これらから、この方法での検疫のやり方はそれなりの評価ができると思われる。4)国
際保健規則改正案の我が国への適用に関する研究では症状の頻度については全入国者
に対して下痢が1.6%、咽頭痛0.9%、腹痛0.8%、頭痛0.7%、発熱0.5%、嘔吐0.3%と推定
された。これをコレラの汚染地域・非汚染地域別で見ると、下痢以外はコレラ非汚染
地域からの入国者が高かった。また、推定感染国はアジアが最も多い。海外渡航者へ
の教育等へのこれらのデータの活用が期待されるとともに更に詳細な解析が可能であ
る。症候群アプローチによるサーベイランスのパイロット調査では調査期間(平成10
年11月15日から12月31日)にWHO定義による症候群4種(定義Ⅰ)、理学的所見を加味
した若干軽症の症候群3種(定義Ⅱ)、より軽症であるが入院例を基本とする3種(定
義Ⅲ)の合計10種類の定義に合致する症病のサーベイランスをおこなったところ205
例の報告があった。定義Ⅰによる報告は5例で、内訳は急性神経症候群として気管支
肺炎1例、脳梗塞1例、ムンプス髄膜炎1例、ライ症候群1例、急性呼吸器症候群として
成人呼吸窮迫症候群1例であった。症候群定義だけでは重症感があればかなり雑多な
疾患が報告されることを示している。より軽症の定義(Ⅱ、Ⅲ)では急性消化器症候
群としてロタウイルス胃腸炎、急性神経症候群として熱性痙攣、急性呼吸器症候群と
して肺炎が多かったが、地域差が多く症候群定義解釈に差があると思われた。
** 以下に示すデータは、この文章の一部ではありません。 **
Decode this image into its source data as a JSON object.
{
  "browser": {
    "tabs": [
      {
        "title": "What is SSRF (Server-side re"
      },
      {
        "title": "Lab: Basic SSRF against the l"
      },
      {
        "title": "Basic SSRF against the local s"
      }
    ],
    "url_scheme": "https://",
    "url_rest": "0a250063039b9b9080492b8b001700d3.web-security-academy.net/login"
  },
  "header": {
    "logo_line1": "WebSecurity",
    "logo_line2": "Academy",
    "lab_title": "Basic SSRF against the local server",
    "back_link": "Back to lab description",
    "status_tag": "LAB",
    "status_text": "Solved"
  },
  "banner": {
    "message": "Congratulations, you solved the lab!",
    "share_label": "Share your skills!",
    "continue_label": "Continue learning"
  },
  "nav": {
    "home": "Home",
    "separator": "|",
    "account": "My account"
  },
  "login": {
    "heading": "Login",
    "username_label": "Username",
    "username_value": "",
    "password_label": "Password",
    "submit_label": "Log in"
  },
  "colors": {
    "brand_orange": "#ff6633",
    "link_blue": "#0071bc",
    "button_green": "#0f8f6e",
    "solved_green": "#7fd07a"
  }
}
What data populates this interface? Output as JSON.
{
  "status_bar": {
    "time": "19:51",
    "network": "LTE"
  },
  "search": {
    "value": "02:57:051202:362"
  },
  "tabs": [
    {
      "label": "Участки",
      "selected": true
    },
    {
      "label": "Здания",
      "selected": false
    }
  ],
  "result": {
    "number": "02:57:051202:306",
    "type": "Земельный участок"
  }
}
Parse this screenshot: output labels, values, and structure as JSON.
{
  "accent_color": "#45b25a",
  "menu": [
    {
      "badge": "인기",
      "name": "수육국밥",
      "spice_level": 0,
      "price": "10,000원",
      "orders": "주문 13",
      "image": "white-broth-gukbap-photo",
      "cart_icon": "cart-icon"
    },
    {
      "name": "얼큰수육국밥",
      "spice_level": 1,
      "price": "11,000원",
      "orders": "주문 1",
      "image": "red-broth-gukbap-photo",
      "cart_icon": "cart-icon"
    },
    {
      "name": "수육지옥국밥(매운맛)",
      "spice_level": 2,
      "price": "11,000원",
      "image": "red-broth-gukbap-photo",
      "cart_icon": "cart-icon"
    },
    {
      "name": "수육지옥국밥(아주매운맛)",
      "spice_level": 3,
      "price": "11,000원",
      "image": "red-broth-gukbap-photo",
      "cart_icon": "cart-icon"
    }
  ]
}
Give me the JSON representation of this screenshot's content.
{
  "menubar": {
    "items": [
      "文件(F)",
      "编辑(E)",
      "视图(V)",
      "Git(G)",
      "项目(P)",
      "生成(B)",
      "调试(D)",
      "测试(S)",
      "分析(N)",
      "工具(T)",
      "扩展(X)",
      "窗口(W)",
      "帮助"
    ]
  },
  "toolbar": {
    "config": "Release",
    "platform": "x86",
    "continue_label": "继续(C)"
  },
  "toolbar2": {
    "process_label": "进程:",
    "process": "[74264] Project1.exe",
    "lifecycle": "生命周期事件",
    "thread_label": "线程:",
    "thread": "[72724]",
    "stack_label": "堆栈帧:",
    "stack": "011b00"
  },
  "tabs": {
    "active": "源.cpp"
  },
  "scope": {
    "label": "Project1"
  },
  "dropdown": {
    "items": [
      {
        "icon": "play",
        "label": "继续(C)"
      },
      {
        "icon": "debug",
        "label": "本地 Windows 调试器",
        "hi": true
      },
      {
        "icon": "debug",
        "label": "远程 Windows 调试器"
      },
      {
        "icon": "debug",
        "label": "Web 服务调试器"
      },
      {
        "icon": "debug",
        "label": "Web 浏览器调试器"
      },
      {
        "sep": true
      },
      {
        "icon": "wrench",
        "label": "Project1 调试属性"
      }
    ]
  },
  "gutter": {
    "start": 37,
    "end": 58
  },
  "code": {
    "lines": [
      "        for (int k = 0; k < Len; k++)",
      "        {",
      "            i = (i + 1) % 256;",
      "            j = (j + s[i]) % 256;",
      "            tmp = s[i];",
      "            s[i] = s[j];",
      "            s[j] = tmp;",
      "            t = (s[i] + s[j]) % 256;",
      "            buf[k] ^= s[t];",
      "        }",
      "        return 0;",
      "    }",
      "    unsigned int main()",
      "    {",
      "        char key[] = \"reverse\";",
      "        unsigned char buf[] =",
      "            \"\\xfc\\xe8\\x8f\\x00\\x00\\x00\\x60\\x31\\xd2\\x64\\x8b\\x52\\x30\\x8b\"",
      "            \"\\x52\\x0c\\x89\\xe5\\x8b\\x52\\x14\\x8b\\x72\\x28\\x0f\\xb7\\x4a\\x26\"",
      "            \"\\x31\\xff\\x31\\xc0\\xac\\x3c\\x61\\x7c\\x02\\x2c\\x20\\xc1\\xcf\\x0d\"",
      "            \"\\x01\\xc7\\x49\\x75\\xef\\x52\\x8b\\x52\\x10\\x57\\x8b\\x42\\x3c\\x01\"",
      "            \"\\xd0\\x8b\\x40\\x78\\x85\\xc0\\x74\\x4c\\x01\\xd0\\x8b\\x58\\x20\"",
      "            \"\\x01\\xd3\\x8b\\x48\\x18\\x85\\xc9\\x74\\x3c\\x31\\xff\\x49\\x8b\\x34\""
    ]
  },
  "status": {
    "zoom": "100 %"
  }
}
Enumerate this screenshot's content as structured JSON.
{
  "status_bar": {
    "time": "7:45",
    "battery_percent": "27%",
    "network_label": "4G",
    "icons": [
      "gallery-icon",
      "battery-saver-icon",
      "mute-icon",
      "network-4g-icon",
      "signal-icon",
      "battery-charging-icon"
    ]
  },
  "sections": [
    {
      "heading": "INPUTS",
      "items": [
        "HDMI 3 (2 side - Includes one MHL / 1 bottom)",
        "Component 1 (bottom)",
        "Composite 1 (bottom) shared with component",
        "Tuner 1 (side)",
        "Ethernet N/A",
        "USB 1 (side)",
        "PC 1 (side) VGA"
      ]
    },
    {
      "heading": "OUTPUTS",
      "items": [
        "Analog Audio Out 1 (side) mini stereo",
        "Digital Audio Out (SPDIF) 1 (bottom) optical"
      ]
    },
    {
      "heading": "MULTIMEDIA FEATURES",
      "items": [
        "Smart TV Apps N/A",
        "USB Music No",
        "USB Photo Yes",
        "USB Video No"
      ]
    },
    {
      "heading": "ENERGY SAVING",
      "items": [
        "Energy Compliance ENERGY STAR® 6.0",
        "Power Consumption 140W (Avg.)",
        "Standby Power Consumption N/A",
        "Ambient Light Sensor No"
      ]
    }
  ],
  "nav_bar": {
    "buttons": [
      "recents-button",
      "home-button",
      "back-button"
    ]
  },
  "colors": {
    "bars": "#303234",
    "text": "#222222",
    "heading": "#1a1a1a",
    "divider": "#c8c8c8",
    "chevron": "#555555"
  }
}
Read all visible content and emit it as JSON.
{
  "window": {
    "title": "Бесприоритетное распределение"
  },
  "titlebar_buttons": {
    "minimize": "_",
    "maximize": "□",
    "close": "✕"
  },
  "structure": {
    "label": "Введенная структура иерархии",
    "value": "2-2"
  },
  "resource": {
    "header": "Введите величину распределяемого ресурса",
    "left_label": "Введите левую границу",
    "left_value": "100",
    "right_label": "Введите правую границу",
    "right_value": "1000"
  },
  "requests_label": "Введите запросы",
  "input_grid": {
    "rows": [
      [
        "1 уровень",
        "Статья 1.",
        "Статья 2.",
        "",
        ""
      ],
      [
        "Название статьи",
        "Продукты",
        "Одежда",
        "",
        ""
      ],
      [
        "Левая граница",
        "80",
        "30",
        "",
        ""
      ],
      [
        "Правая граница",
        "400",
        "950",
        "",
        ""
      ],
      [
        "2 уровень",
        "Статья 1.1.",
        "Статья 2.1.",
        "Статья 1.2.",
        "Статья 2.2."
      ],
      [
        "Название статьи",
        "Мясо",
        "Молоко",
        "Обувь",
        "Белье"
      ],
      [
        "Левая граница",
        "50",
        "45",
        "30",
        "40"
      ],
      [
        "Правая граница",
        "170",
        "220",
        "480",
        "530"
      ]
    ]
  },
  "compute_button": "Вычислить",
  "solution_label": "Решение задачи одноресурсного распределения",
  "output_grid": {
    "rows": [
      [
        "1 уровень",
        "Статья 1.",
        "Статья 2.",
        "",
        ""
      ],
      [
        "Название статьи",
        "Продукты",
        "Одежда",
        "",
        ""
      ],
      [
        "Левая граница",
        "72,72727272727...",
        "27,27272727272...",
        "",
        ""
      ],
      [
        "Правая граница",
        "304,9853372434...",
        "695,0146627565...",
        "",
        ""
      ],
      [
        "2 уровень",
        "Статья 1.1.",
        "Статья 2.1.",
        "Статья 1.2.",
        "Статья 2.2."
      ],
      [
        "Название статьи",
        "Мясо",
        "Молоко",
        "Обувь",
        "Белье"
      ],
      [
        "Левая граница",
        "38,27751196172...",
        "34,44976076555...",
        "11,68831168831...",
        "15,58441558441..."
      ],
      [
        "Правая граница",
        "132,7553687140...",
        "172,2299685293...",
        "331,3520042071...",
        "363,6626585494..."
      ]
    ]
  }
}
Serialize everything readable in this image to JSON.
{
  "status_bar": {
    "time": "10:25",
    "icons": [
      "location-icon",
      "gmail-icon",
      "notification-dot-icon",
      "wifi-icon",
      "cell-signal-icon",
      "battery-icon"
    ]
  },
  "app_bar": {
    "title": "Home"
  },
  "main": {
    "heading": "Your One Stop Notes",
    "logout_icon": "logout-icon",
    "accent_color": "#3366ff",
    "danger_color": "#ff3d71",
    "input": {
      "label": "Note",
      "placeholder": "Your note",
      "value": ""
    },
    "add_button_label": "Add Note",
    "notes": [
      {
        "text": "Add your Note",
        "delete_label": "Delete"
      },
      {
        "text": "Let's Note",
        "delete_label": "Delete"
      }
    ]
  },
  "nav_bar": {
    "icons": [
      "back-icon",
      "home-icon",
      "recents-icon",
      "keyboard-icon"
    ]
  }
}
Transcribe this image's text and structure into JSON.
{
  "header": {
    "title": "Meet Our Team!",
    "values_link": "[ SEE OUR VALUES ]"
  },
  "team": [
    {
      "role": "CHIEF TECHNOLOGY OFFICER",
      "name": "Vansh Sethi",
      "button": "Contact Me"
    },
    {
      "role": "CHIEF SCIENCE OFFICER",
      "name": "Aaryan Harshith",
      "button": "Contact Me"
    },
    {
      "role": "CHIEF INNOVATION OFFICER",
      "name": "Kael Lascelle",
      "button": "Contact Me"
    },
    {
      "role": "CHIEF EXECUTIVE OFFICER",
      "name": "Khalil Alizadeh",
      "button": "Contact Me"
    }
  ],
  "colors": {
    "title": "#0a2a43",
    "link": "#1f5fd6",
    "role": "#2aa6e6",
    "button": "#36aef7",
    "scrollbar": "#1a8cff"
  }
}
日本に
おいては診断名による早期診断がなされることを考慮して診断名との併用により症候
群サーベイランスは公衆衛生上重要な疾患や感染症の把握に有用と思われる。
結論
検疫を取り巻く新しい状況の中で検疫所におけるベクターサーベイランス・コ
ントロールの在り方、情報の収集・提供の在り方、ウイルス性出血熱管理の在り方、
検疫感染症拡大に伴う空港ブース検疫の在り方、及び国際保健規則改正案の我が国
への適用の可能性について研究を行い有用な知見を得た。